Daily Kos looks behind the scenes at Osama bin Laden’s final moment:
Ah, yes, my [Terrorist Mastermind Daily Brief]! I don’t even know why I bother reading them anymore. They always say the same thing: ‘Trail is cold. Trail is cold. Trail is cold.’ Look, it’s been ten years…I got away with it. I tell you, this is going to be the last TMDB I ever read.
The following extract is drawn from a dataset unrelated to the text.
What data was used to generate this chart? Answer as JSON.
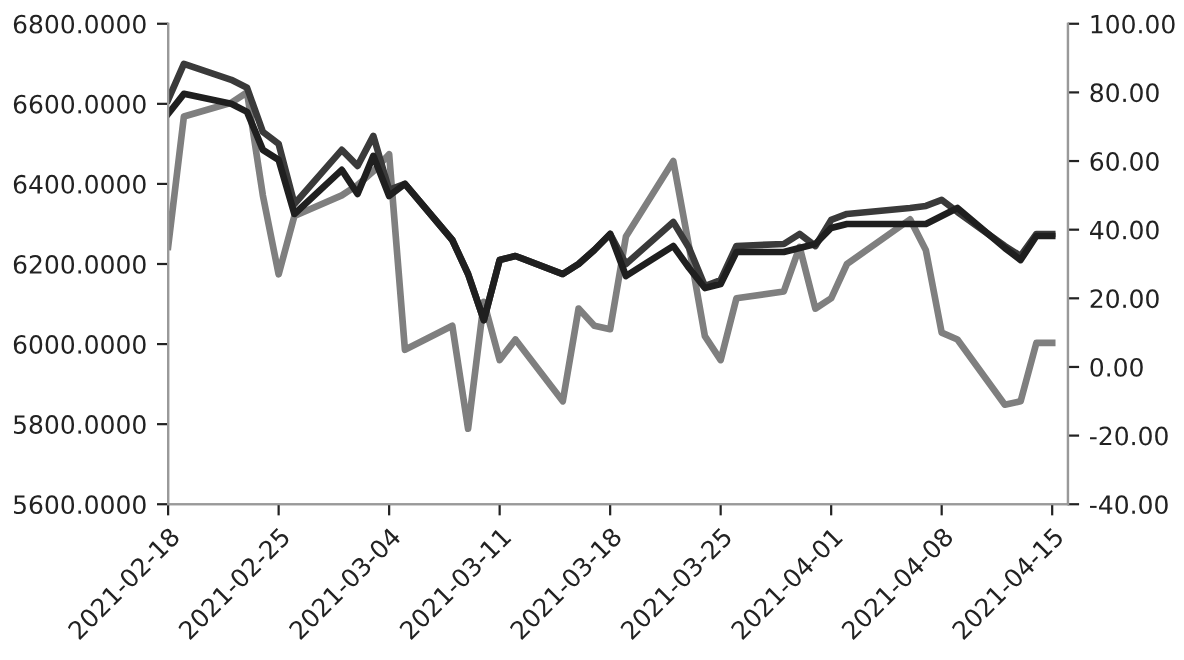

I simply do not need them anymore.
Warning: some may be offended by the language.
The Washington Monthly’s Steve Benen on Republican attempts to claim credit for getting bin Laden:
In March 2002, just six months after 9/11, Bush said of bin Laden, “I truly am not that concerned about him…. You know, I just don’t spend that much time on him, to be honest with you.”
In July 2006, we learned that the Bush administration closed its unit that had been hunting bin Laden.
In September 2006, Bush told Fred Barnes, one of his most sycophantic media allies, that an “emphasis on bin Laden doesn’t fit with the administration’s strategy for combating terrorism.”
And don’t even get me started on Bush’s failed strategy that allowed bin Laden to escape from Tora Bora.
I’m happy to extend plenty of credit to all kinds of officials throughout the government, but crediting Bush’s “vigilance” on bin Laden is deeply silly.
Let’s be fair: some things are fundamentally difficult.
I didn’t consider it a black mark against the Bush Administration that they didn’t “connect the dots” before the 9/11 attacks. I didn’t consider it a black mark against the Bush Administration that bin Laden escaped from Tora Bora — even if a case could be made that Defense Department errors made that possible.
Hindsight is easy. Getting the answers right when you can’t even be certain what the questions are — that’s hard.
Getting Osama bin Laden required enormous competence, a lot of hard work, and patience.
But, from The Lost Year in Iraq:
Bremer, who arrived with sweeping plans to remake the country, had a young and inexperienced team, but his staff had passed a political litmus test in Washington. “It’s a children’s crusade … of former Republican campaign workers, White House interns [and] Heritage Foundation people,” says Thomas Ricks of The Washington Post.
Col. T.X. Hammes, a counterinsurgency expert and adviser to Iraq’s Interior Ministry, felt Bremer’s staff could have been better trained. “We had so many of these very, very young people that are dedicated Americans, brave enough to take a chance and go into Iraq to try to do something right for their country,” he tells FRONTLINE. “But [they] didn’t get any training; they have no background. … And yet we put them in charge of planning at [the] national level.”
It seems to me that the Bush Administration didn’t value competence, didn’t respect hard work, and didn’t have patience.
That is the black mark against them.
On Friday, President Obama ordered action against Osama bin Laden.
On Saturday, he spoke at the White House Correspondents’ Dinner. The video seems a little different, knowing what we know now — especially when he says, “What a week!” or “These are the kinds of decisions that would keep me up at night.”
Donald Trump, who seemed so important last week, looks about as significant as a damp, soiled dishrag.